Now, that vision appears to be changing.
According to reporting published March 5, OpenAI is shifting away from direct checkout inside ChatGPT and instead prioritizing search, discovery, and routing users to merchant apps or sites to complete the transaction. Skift, citing The Information and an OpenAI spokesperson, reported that OpenAI is now "prioritizing making ChatGPT search and product discovery great," while moving Instant Checkout into apps rather than making it the default end state of the shopping journey.
That is not a small product tweak. It is a strategic reset.
The original Instant Checkout pitch was ambitious. OpenAI’s own launch materials described ChatGPT as an AI shopping assistant that could recommend products, surface organic results, and then pass order, payment, and shipping details to merchants through the Agentic Commerce Protocol. The help center still says Instant
Checkout is available in the U.S. for Pro, Plus, and logged-in Free users on eligible Etsy items and select Shopify merchants such as Glossier, SKIMS, and Spanx. In other words, the infrastructure exists — but the direction of travel now seems to be toward referral and merchant-owned conversion, not native platform capture.
Why does that matter?
Because this shift reveals something important about the economics of AI commerce: discovering intent is easier than owning the transaction.
Helping a user figure out what to buy is a natural fit for conversational AI. It is high-frequency, information-heavy, and benefits from synthesis. But actually closing the purchase is harder. Checkout is where edge cases pile up: taxes, refunds, fraud, inventory changes, fulfillment exceptions, identity verification, payment failures, returns, customer support, and regulatory complexity. OpenAI’s original model tried to abstract that complexity away while leaving merchants as the merchant of record. On paper, that sounds elegant. In practice, it puts enormous pressure on product reliability and partner integration. OpenAI’s own documentation makes clear that merchants still handle orders, payments, shipping, returns, and customer service — which means “instant” checkout was never truly a closed-loop OpenAI transaction in the first place.
That is why this retreat makes strategic sense, even if it looks awkward.
Sending traffic to merchants’ own sites and apps is less disruptive, less operationally risky, and probably more scalable. It lets OpenAI keep the high-value layer — intent capture, recommendation, and shopping orchestration — without taking on as much checkout friction. It also aligns more closely with how much of the internet already works: discovery happens in one place, conversion happens in another.
For merchants, that may actually be the more attractive model.
A lot of brands want AI-driven demand, but they do not necessarily want to surrender the last mile of the customer relationship. The merchant website is still where brands control merchandising, bundles, upsells, loyalty, attribution, service policies, and post-purchase experience. OpenAI’s September launch explicitly promised merchants “full control of their payments, systems, and customer relationships.”
Routing users back to merchant-owned destinations reinforces that promise more cleanly than trying to recreate commerce natively inside ChatGPT.
For the broader market, the reaction was telling. Travel and delivery-related stocks rose on the news, suggesting investors had been pricing in a more aggressive OpenAI move into transaction capture. Skift described the pullback as good news for online travel agencies, because fears of AI-driven disintermediation suddenly looked less immediate.
And there is a second story here, one that deserves attention.
This is another example of OpenAI moving fast on product ambition and then revising course in public. In September 2025, the company and NVIDIA announced a strategic partnership under which NVIDIA intended to invest up to $100 billion in OpenAI progressively as infrastructure was deployed. By late February 2026, Reuters reported NVIDIA was close to a much smaller $30 billion investment as part of OpenAI’s funding round. That does not make the original announcement false, but it does reinforce a pattern: OpenAI announces expansive visions early, then adapts quickly when operational reality sets in.

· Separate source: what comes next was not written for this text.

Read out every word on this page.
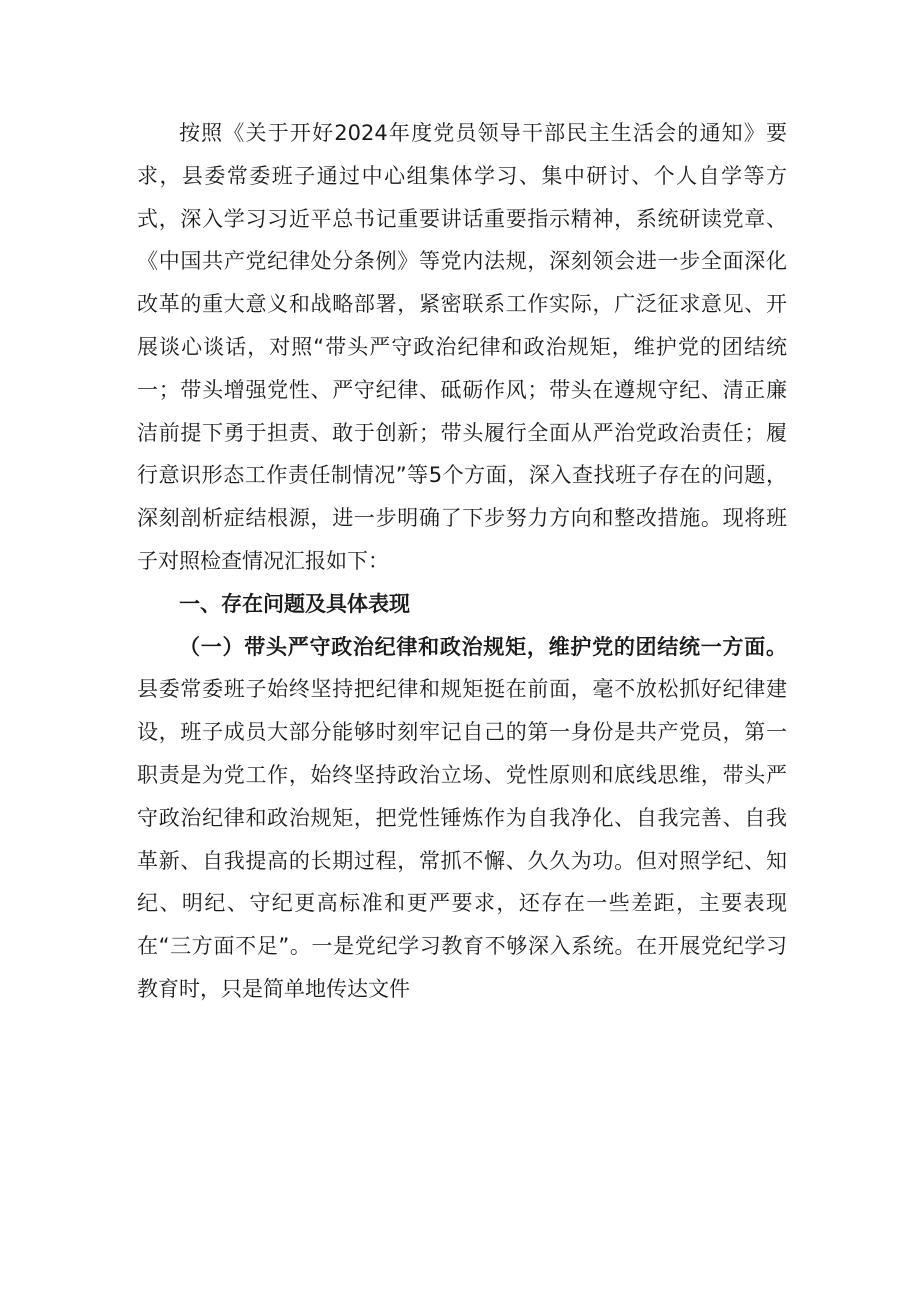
按照《关于开好2024年度党员领导干部民主生活会的通知》要求，县委常委班子通过中心组集体学习、集中研讨、个人自学等方式，深入学习习近平总书记重要讲话重要指示精神，系统研读党章、《中国共产党纪律处分条例》等党内法规，深刻领会进一步全面深化改革的重大意义和战略部署，紧密联系工作实际，广泛征求意见、开展谈心谈话，对照“带头严守政治纪律和政治规矩，维护党的团结统一；带头增强党性、严守纪律、砥砺作风；带头在遵规守纪、清正廉洁前提下勇于担责、敢于创新；带头履行全面从严治党政治责任；履行意识形态工作责任制情况”等5个方面，深入查找班子存在的问题，深刻剖析症结根源，进一步明确了下步努力方向和整改措施。现将班子对照检查情况汇报如下：

一、存在问题及具体表现

（一）带头严守政治纪律和政治规矩，维护党的团结统一方面。县委常委班子始终坚持把纪律和规矩挺在前面，毫不放松抓好纪律建设，班子成员大部分能够时刻牢记自己的第一身份是共产党员，第一职责是为党工作，始终坚持政治立场、党性原则和底线思维，带头严守政治纪律和政治规矩，把党性锤炼作为自我净化、自我完善、自我革新、自我提高的长期过程，常抓不懈、久久为功。但对照学纪、知纪、明纪、守纪更高标准和更严要求，还存在一些差距，主要表现在“三方面不足”。一是党纪学习教育不够深入系统。在开展党纪学习教育时，只是简单地传达文件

To be fair, this is what frontier companies do. They test boundaries. They overreach.
They learn. The issue is not that OpenAI changed its mind. The issue is what the change says about where durable value in AI commerce will actually live.
My view: the long-term winner is unlikely to be the company that owns every checkout screen. It will be the company that becomes the default layer for commercial intent — the starting point for what people want, why they want it, what trade-offs they care about, and which merchant is best positioned to fulfill that need.

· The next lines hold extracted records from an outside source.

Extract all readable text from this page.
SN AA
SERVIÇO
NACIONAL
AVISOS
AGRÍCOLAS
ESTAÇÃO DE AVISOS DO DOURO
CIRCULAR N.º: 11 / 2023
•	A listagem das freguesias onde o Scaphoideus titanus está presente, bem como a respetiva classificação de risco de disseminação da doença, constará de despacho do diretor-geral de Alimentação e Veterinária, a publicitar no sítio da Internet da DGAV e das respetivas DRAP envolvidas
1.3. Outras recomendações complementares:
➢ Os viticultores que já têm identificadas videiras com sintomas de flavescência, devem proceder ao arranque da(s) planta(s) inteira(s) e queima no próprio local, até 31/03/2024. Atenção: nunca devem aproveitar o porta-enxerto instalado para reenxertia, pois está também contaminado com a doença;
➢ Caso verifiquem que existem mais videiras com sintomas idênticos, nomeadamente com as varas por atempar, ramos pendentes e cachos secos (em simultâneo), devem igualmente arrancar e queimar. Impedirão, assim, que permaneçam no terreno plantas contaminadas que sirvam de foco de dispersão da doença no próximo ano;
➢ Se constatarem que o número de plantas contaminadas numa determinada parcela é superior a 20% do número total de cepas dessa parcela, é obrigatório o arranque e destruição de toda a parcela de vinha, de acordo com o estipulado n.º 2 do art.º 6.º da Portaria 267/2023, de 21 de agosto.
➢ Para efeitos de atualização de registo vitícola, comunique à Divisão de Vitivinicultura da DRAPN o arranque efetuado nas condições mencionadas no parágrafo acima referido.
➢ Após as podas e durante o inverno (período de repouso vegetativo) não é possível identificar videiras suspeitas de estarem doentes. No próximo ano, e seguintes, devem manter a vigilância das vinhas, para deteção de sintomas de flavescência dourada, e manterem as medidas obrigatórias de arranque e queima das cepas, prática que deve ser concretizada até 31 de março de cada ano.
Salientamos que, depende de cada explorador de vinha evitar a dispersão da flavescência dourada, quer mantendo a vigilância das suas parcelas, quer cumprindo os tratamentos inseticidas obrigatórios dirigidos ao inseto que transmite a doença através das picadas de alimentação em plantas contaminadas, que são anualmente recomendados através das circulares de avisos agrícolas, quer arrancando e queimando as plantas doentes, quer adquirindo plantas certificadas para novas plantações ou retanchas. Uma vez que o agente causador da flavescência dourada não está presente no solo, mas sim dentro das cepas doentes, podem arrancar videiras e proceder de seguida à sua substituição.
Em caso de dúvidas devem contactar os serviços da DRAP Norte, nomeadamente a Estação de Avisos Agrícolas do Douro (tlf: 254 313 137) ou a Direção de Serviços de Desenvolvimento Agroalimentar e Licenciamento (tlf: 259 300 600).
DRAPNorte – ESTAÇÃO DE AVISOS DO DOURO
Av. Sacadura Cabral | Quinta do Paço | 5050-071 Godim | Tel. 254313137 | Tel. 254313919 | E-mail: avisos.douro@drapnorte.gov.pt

In that world, merchant websites do not disappear. They become even more important.
AI may become the new doorway, but merchants still own the store.

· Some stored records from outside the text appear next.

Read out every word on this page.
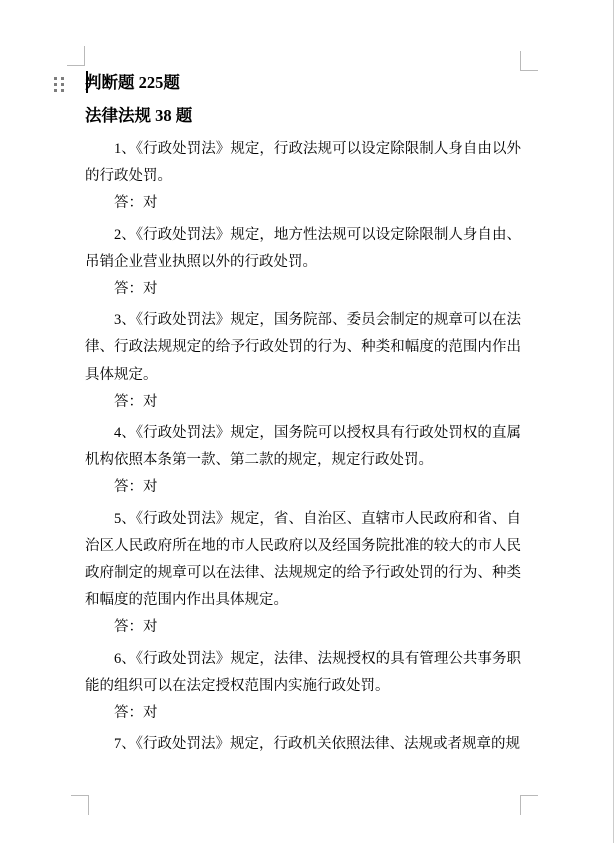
判断题 225题
法律法规 38 题

1、《行政处罚法》规定，行政法规可以设定除限制人身自由以外的行政处罚。

答：对

2、《行政处罚法》规定，地方性法规可以设定除限制人身自由、吊销企业营业执照以外的行政处罚。

答：对

3、《行政处罚法》规定，国务院部、委员会制定的规章可以在法律、行政法规规定的给予行政处罚的行为、种类和幅度的范围内作出具体规定。

答：对

4、《行政处罚法》规定，国务院可以授权具有行政处罚权的直属机构依照本条第一款、第二款的规定，规定行政处罚。

答：对

5、《行政处罚法》规定，省、自治区、直辖市人民政府和省、自治区人民政府所在地的市人民政府以及经国务院批准的较大的市人民政府制定的规章可以在法律、法规规定的给予行政处罚的行为、种类和幅度的范围内作出具体规定。

答：对

6、《行政处罚法》规定，法律、法规授权的具有管理公共事务职能的组织可以在法定授权范围内实施行政处罚。

答：对

7、《行政处罚法》规定，行政机关依照法律、法规或者规章的规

Bottom line: OpenAI’s move away from instant in-chat checkout looks less like surrender and more like a recognition of where the real leverage is. Discovery is scalable. Trust is fragile. Checkout is messy. And for now, the smartest AI commerce strategy may be to influence the transaction without trying to contain it. This leaves the door wide open for Brands and merchants to build on AI discovery with their own AI powered experiences focusing on conversion and enhanced trust-on-site.